President of Airbus (1906–1998)

Henri Ziegler CVO, CBE (18 November 1906 in Limoges – 24 July 1998, in Paris) was one of the founders of Airbus and its first president.

An engineer, he was a graduate of the École Polytechnique and of "Sup'Aéro" (the national aerospace engineering school) as well as a French air force officer and test pilot. he was a founding father of Airbus Industrie, along with Roger Béteille and Felix Kracht, and was appointed as the first chief executive officer of Airbus Industrie. He was the driving force behind the development of the Airbus A300B, the original aircraft that started Airbus on its road to global success, by obtaining French government backing for the programme in 1969.

==Early life==
Following his appointment as assistant director of the Centre d'Essais en Vol (government flight test centre) in 1938, he fought for the French Resistance during World War II. In 1944 he was made commander of the Free French air forces in London, going on to become chief of staff of the French Forces of the Interior under General Koenig. He was awarded the Croix de guerre 1939–1945 with three palms, the Médaille de la Résistance with rosette and appointed officer on the US Legion of Merit.

==Aerospace career==
While acting as a special representative of the French government in Britain and the United States, Ziegler was also managing director of Air France from 1946 to 1954. In subsequent years he was the founder of Air Alpes, a member of several cabinet ministries, president of Avions Breguet; president of Sud Aviation (1968), leader of the Franco-British supersonic airliner project Concorde, and president and CEO (1970–1973) of SNIAS (Société Nationale Industrielle Aérospatiale), which was renamed Aérospatiale in 1984.

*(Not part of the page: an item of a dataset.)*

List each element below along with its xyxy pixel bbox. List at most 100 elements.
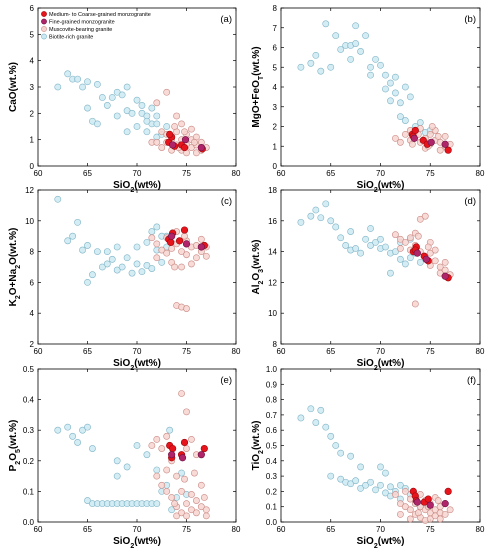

From 1971 to 1973, Ziegler was also managing director of the French Aerospace industries trade organisation (Usias), retiring from Airbus in 1975. In 1973, Ziegler received the Tony Jannus Award, along with Geoffrey Knight, for distinguished contributions to commercial aviation. Ziegler was the father of Bernard Ziegler, the former Airbus Director of Engineering.

==Honours==
During his career, Ziegler was the recipient of several honours, including Grand Officer of the Légion d'honneur, honorary Commander of the Order of the British Empire (CBE) and honorary Commander of the Royal Victorian Order (CVO).

"There would be no Airbus without Henri Ziegler," Airbus CEO Gustav Humbert declared on 11 April 2006 at the dedication of the new Airbus delivery centre in Toulouse named in his honour.